ImageBench V1 Methodology
ImageBench V1 evaluates text-to-image models with fixed prompts, fixed scoring questions, and a fixed multi-VLM routing strategy. It is designed to be easily reproducible and fully automated. The goal is to produce a meaningful ordering of models at capability level, even when individual tests are not perfect.
Benchmark structure
V1 contains 64 tests. Each test has 3 prompt variants, so each model run produces 192 images total.
| Category | Tests | What is evaluated |
|---|---|---|
| Text Rendering | 5 | Spelling accuracy, multi-line layout, typography style |
| Spatial Reasoning | 19 | Counting, relative position, scale, compositionality |
| Human Realism | 14 | Faces, expressions, hands, full-body coherence |
| Professional Studio | 9 | Camera and lighting control, color precision |
| Graphical Design | 8 | Layout, style diversity, data visualization |
| Truthfulness | 9 | Physics, reflections, world knowledge constraints |
Evaluation pipeline
- Generate 192 images for the target model from the fixed V1 prompt suite.
- Ask vision judges a concrete binary question per image and parse a PASS/FAIL verdict.

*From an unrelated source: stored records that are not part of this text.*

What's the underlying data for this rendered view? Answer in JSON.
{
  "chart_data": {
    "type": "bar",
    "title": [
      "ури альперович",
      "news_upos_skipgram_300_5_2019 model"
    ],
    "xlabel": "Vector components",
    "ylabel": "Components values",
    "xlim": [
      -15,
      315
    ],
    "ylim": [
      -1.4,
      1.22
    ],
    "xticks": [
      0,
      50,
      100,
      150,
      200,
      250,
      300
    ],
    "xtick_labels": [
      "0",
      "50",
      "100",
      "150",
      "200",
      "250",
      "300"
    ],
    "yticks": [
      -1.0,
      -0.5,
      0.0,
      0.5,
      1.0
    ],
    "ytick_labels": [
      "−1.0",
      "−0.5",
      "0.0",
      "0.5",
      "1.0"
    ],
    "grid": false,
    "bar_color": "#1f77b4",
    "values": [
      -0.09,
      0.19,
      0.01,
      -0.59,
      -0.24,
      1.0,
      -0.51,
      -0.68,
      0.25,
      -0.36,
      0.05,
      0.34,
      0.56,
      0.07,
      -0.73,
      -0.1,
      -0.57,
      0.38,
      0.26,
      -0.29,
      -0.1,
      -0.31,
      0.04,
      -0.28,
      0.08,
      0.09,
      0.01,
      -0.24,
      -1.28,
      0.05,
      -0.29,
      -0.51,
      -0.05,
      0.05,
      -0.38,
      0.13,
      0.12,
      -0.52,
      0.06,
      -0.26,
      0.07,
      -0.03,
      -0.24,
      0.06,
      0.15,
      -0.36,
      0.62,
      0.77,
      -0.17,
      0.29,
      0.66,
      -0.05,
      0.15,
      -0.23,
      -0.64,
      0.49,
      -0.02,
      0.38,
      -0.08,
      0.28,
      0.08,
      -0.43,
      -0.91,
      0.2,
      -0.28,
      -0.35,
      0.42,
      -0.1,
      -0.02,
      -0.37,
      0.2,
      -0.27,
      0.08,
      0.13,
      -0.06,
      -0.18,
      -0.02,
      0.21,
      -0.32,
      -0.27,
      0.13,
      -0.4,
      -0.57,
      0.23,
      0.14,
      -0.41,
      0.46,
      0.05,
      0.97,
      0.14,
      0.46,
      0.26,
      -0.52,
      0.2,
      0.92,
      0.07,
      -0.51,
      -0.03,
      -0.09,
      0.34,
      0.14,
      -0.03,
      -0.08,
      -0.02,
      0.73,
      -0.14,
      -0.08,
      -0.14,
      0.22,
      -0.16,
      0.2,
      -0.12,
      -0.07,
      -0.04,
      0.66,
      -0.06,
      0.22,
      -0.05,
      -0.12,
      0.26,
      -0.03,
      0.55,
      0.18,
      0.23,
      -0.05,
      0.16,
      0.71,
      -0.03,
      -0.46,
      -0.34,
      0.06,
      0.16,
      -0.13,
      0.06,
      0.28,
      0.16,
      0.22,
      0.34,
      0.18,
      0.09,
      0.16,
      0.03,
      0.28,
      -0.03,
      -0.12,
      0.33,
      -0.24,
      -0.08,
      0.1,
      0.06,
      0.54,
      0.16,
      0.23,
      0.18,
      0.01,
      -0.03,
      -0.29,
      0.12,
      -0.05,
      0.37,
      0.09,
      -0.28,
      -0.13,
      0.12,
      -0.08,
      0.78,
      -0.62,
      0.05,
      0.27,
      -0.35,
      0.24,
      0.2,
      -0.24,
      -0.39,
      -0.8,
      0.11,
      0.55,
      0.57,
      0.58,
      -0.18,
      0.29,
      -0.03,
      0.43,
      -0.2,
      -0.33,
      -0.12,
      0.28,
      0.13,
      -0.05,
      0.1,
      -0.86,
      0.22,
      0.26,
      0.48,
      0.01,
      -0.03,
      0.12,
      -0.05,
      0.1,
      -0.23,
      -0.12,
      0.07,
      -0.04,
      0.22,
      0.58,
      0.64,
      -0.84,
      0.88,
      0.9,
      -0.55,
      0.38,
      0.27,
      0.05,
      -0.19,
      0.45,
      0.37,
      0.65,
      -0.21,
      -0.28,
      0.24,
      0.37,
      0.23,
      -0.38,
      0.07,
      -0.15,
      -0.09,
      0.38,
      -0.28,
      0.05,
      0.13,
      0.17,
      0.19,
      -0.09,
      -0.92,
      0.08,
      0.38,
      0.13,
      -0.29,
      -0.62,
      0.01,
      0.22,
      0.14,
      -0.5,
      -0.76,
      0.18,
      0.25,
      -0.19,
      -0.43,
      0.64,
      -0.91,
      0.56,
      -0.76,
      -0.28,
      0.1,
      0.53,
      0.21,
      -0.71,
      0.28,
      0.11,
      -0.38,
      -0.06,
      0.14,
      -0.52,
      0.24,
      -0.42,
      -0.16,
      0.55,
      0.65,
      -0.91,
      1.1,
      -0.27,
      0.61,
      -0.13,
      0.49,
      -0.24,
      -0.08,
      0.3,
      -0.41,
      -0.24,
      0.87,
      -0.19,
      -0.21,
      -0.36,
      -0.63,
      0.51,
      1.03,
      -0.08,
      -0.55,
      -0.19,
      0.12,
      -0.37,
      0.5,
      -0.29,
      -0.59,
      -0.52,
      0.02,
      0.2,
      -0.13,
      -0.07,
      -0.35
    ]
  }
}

- Apply category-level preferred/fallback routing to produce one blended verdict per image.
- Aggregate overall, category, subcategory, and difficulty pass rates for publication.
Each evaluation question is written specifically for the test. A spatial reasoning test asking for “three red balls on the left and two blue cubes on the right” gets a question that asks exactly that — not a generic quality question. This makes the scoring anchored to the prompt intent, not to general aesthetics.
Multi-VLM routing
No single vision-language model (VLM) is best at every category. We route each evaluation to the VLM that performs best on that category in our calibration study. A fallback VLM is used when the preferred model is unavailable or returns an ambiguous verdict.
| Category | Preferred VLM |
|---|---|
| Text Rendering | qwen3-vl |
| Spatial Reasoning | qwen35-122b |
| Human Realism | qwen3-vl |
| Professional Studio | gemma4-26b |
| Graphical Design | qwen3-vl |
| Truthfulness | qwen36-27b |
Scoring
The headline score is the blended routing pass rate across all 192 images:
score = PASS count / total evaluated images
The same formula applies per category, subcategory, and difficulty tier. This lets you see not just the overall rank, but exactly where a model excels or struggles.
Limitations
- VLM judges can hallucinate or be inconsistent on edge cases. The routing strategy reduces this, but does not eliminate it.
- 64 tests is a small set. High variance on a handful of tests can shift overall rankings. Three prompt variants per test mitigate this but do not eliminate it.
- The benchmark measures capability adherence, not aesthetic quality or user preference. A model can score poorly and still produce beautiful images.
- Scores reflect the model at the time of evaluation. API models change without notice; local models are pinned to specific checkpoints.